WASHINGTON -- Three San Joaquin Valley, Calif., Republicans face special heat amid the federal government shutdown.
Two of them, Reps. David Valadao and Jeff Denham, represent potentially competitive districts carried by President Barack Obama in 2012. Democrats see opportunity in 2014 if they can link the two incumbents to the government failure.
A third GOP House member from the valley, Rep. Tom McClintock, enjoys a much safer seat that’s drawn for a career Republican. But while Republican presidential candidate Mitt Romney easily carried McClintock’s district last year, it also includes Yosemite National Park and neighboring communities that pay a high-profile price during the shutdown
“There’s no question it’s harmful to the mountain communities,” Rep. Devin Nunes, R-Calif., acknowledged Friday.
Carolyn Botell, administrator of the Yosemite Chamber of Commerce in Groveland, Calif., said in an interview Friday that local businesses have been “financially devastated” by the combination of the government shutdown and the earlier Rim fire that burned more than 256,000 acres. Botell said businesses are “definitely seeing less people,” although she added there are “a lot of people coming in who don’t know about the situation.”
“One of the questions my visitors ask me is how long will this last,” Botell said, “and I just tell them I have absolutely no idea.”
During the last federal government shutdown, in 1995-96, vocal complaints from Yosemite-area communities helped persuade the region’s then-congressman, George Radanovich, to eventually repudiate the shutdown tactic. Like other lawmakers at the time, he came around to the view that national parks should be immune from shutdowns.
McClintock’s office did not respond to multiple queries Friday.
On Wednesday, though, he and other House Republicans passed a funding bill that would selectively reopen the National Park Service, while leaving other public lands agencies closed. House Republicans have been passing a number of similarly selective funding measures, while seeking to maintain leverage in efforts to delay or change the Affordable Care Act.
“While the Senate obviously prefers a government shutdown to negotiating with Republicans over Obamacare, I hope they will at least take pity on the gateway communities of our national parks that depend on tourism for their livelihoods, and expeditiously pass this bill,” McClintock said this week.
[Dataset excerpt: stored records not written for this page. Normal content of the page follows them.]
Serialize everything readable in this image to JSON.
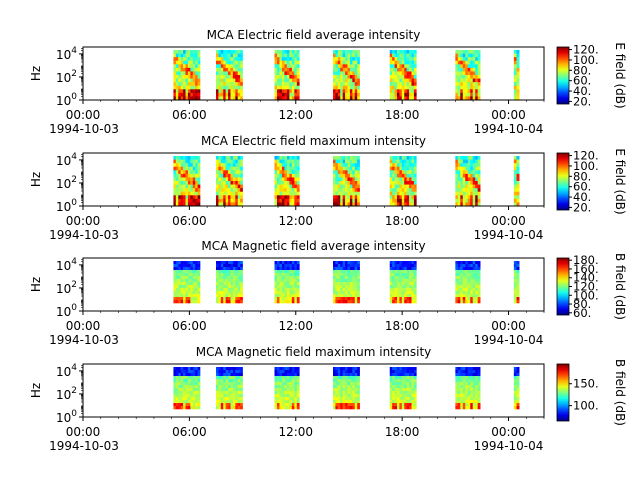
{
  "chart_data": [
    {
      "type": "heatmap",
      "title": "MCA  Electric field average intensity",
      "ylabel": "Hz",
      "y_scale": "log",
      "y_tick_labels": [
        {
          "base": "10",
          "exp": "0"
        },
        {
          "base": "10",
          "exp": "2"
        },
        {
          "base": "10",
          "exp": "4"
        }
      ],
      "x_tick_labels": [
        "00:00",
        "06:00",
        "12:00",
        "18:00",
        "00:00"
      ],
      "x_date_labels": [
        "1994-10-03",
        "1994-10-04"
      ],
      "colorbar": {
        "label": "E field (dB)",
        "min": 15,
        "max": 125,
        "ticks": [
          "20.",
          "40.",
          "60.",
          "80.",
          "100.",
          "120."
        ],
        "tick_values": [
          20,
          40,
          60,
          80,
          100,
          120
        ]
      },
      "data_segments_utc_hours": [
        [
          5.1,
          6.6
        ],
        [
          7.5,
          9.0
        ],
        [
          10.8,
          12.2
        ],
        [
          14.1,
          15.6
        ],
        [
          17.3,
          18.8
        ],
        [
          21.0,
          22.4
        ],
        [
          24.3,
          24.6
        ]
      ]
    },
    {
      "type": "heatmap",
      "title": "MCA  Electric field maximum intensity",
      "ylabel": "Hz",
      "y_scale": "log",
      "y_tick_labels": [
        {
          "base": "10",
          "exp": "0"
        },
        {
          "base": "10",
          "exp": "2"
        },
        {
          "base": "10",
          "exp": "4"
        }
      ],
      "x_tick_labels": [
        "00:00",
        "06:00",
        "12:00",
        "18:00",
        "00:00"
      ],
      "x_date_labels": [
        "1994-10-03",
        "1994-10-04"
      ],
      "colorbar": {
        "label": "E field (dB)",
        "min": 15,
        "max": 125,
        "ticks": [
          "20.",
          "40.",
          "60.",
          "80.",
          "100.",
          "120."
        ],
        "tick_values": [
          20,
          40,
          60,
          80,
          100,
          120
        ]
      },
      "data_segments_utc_hours": [
        [
          5.1,
          6.6
        ],
        [
          7.5,
          9.0
        ],
        [
          10.8,
          12.2
        ],
        [
          14.1,
          15.6
        ],
        [
          17.3,
          18.8
        ],
        [
          21.0,
          22.4
        ],
        [
          24.3,
          24.6
        ]
      ]
    },
    {
      "type": "heatmap",
      "title": "MCA  Magnetic field average intensity",
      "ylabel": "Hz",
      "y_scale": "log",
      "y_tick_labels": [
        {
          "base": "10",
          "exp": "0"
        },
        {
          "base": "10",
          "exp": "2"
        },
        {
          "base": "10",
          "exp": "4"
        }
      ],
      "x_tick_labels": [
        "00:00",
        "06:00",
        "12:00",
        "18:00",
        "00:00"
      ],
      "x_date_labels": [
        "1994-10-03",
        "1994-10-04"
      ],
      "colorbar": {
        "label": "B field (dB)",
        "min": 55,
        "max": 185,
        "ticks": [
          "60.",
          "80.",
          "100.",
          "120.",
          "140.",
          "160.",
          "180."
        ],
        "tick_values": [
          60,
          80,
          100,
          120,
          140,
          160,
          180
        ]
      },
      "data_segments_utc_hours": [
        [
          5.1,
          6.6
        ],
        [
          7.5,
          9.0
        ],
        [
          10.8,
          12.2
        ],
        [
          14.1,
          15.6
        ],
        [
          17.3,
          18.8
        ],
        [
          21.0,
          22.4
        ],
        [
          24.3,
          24.6
        ]
      ]
    },
    {
      "type": "heatmap",
      "title": "MCA  Magnetic field maximum intensity",
      "ylabel": "Hz",
      "y_scale": "log",
      "y_tick_labels": [
        {
          "base": "10",
          "exp": "0"
        },
        {
          "base": "10",
          "exp": "2"
        },
        {
          "base": "10",
          "exp": "4"
        }
      ],
      "x_tick_labels": [
        "00:00",
        "06:00",
        "12:00",
        "18:00",
        "00:00"
      ],
      "x_date_labels": [
        "1994-10-03",
        "1994-10-04"
      ],
      "colorbar": {
        "label": "B field (dB)",
        "min": 65,
        "max": 195,
        "ticks": [
          "100.",
          "150."
        ],
        "tick_values": [
          100,
          150
        ]
      },
      "data_segments_utc_hours": [
        [
          5.1,
          6.6
        ],
        [
          7.5,
          9.0
        ],
        [
          10.8,
          12.2
        ],
        [
          14.1,
          15.6
        ],
        [
          17.3,
          18.8
        ],
        [
          21.0,
          22.4
        ],
        [
          24.3,
          24.6
        ]
      ]
    }
  ]
}
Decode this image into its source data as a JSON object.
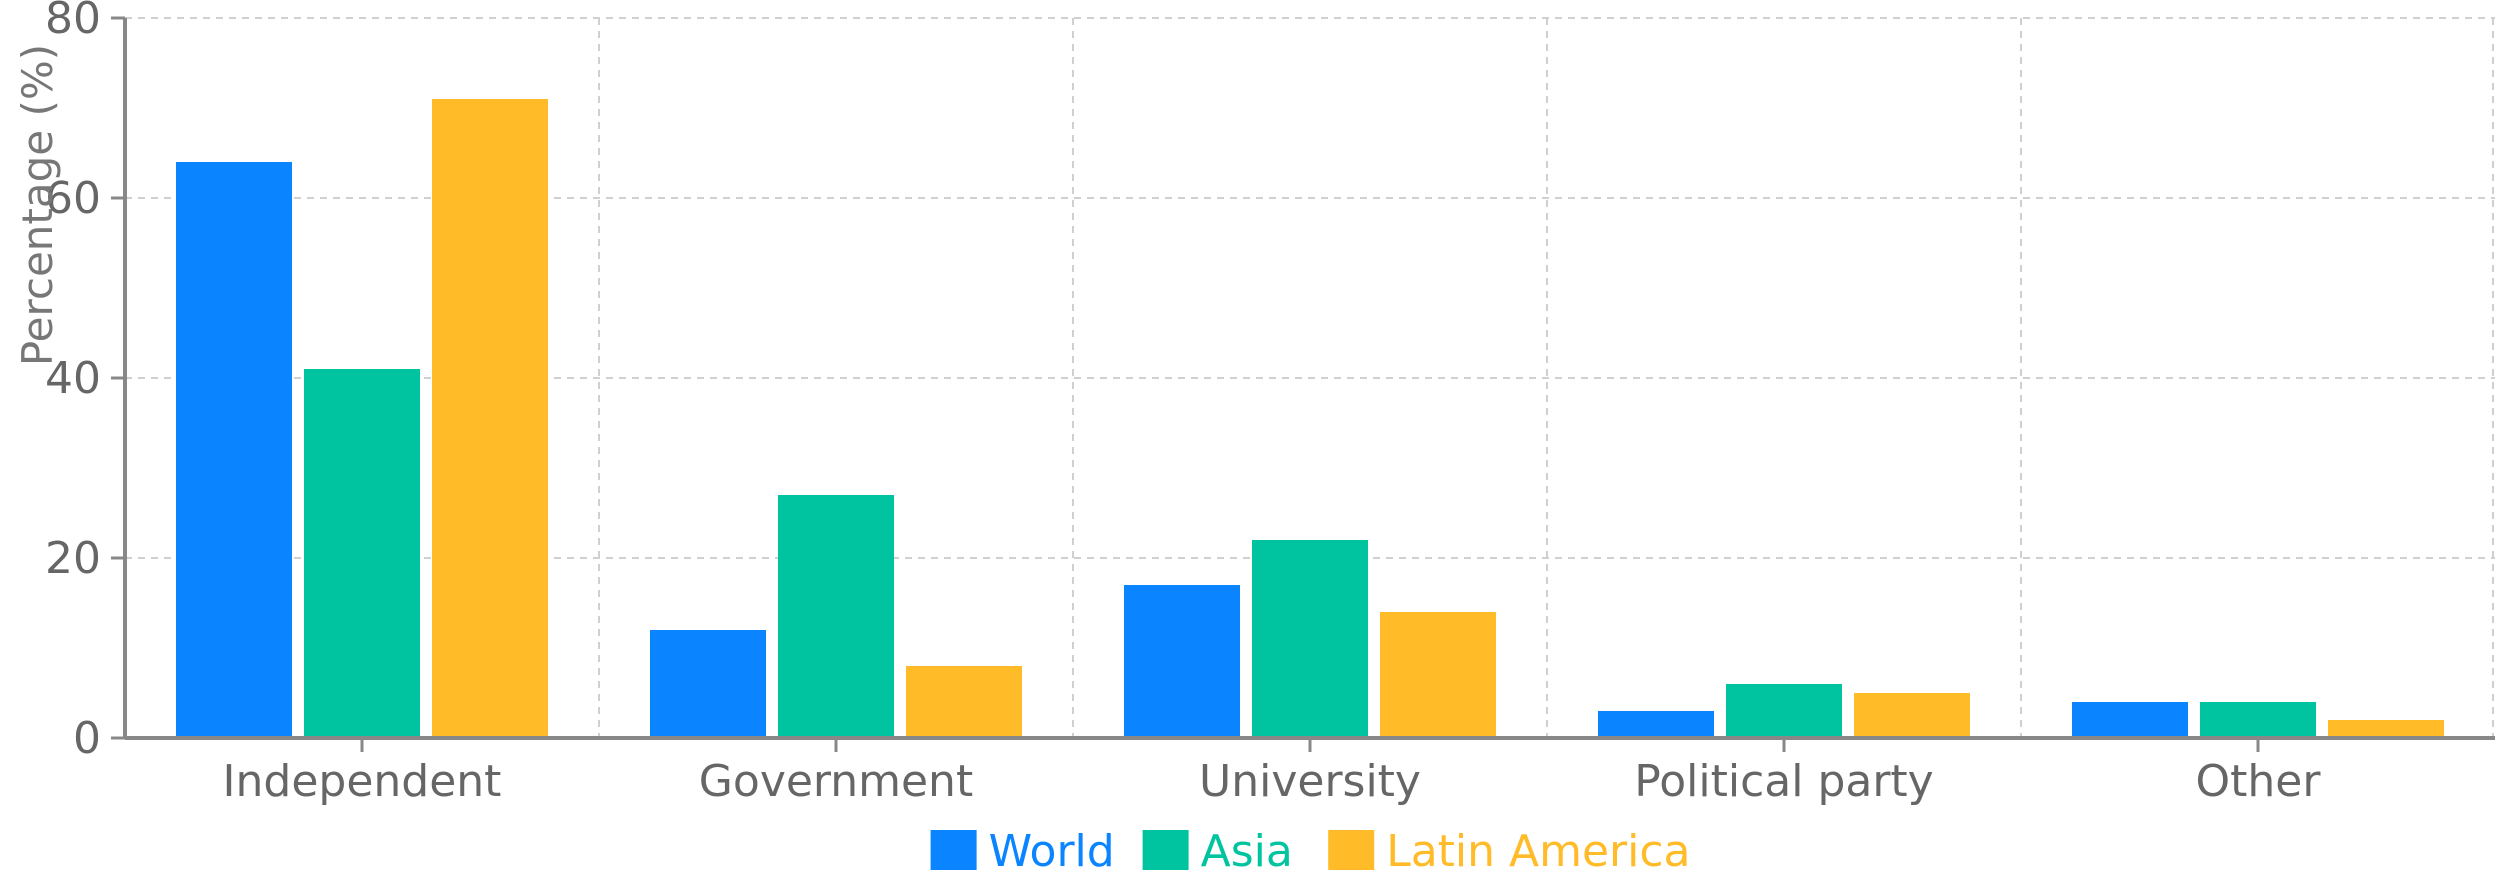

The parks funding bill would not fund the Forest Service, Fish and Wildlife Service or other public land agencies, and White House officials said they would recommend the president veto the “piecemeal” approach. It passed the House, 252-173, but faces an uncertain future in the Senate.
The broader uncertainty extends to how long the overall shutdown will last, though Denham said he “would be hopeful” that it might be resolved early next week. Other lawmakers voice skepticism, with several predicting that negotiations over reopening the federal government would be rolled into negotiations over how to extend the federal debt ceiling, now said to be reached on Oct. 17.
Some Republicans, though still a minority, have also voiced dissatisfaction with the hard-line negotiating stance that got Congress to this point in the first place.
“I tried everything I could to steer us against this strategy,” Nunes said in an interview Friday. “It’s going to end badly for some in my party.”
On Capitol Hill, the term of the week is “clean CR.” This refers to a continuing resolution, or funding measure, that is free of Republican attempts to defund, delay or take some other action related to the implementation of the Affordable Care Act. Democrats are using the “clean CR” option as an attack line on Republicans, including Denham and Valadao. The Democratic Congressional Campaign Committee on Friday declared in a statement that Denham “won’t budge from his reckless shutdown, voting in lockstep with his Republican leadership to refuse to end the shutdown.”
Denham, in an interview, countered that he’s been joining House Republicans in passing individual funding bills, which he blamed the Senate for blocking. He insisted that a bill to reopen the entire government should rightly be paired with provisions delaying or changing the Affordable Care Act.
“The problem is, Obama has been picking and choosing which parts of this law to implement,” Denham said. “It’s unfair to my district.”
Valadao, likewise, said an interview Friday that he supports the House Republican leadership, which has so far been adamant about combining anti-Affordable Care Act provisions with any long-term government funding bill. Valadao said he’s been hearing from many valley residents who share his concern about the new health law; at the same time, he said he’s willing to consider new directions.
“I’m going to keep my options open,” Valadao said. “We have to sit down at the table and talk.”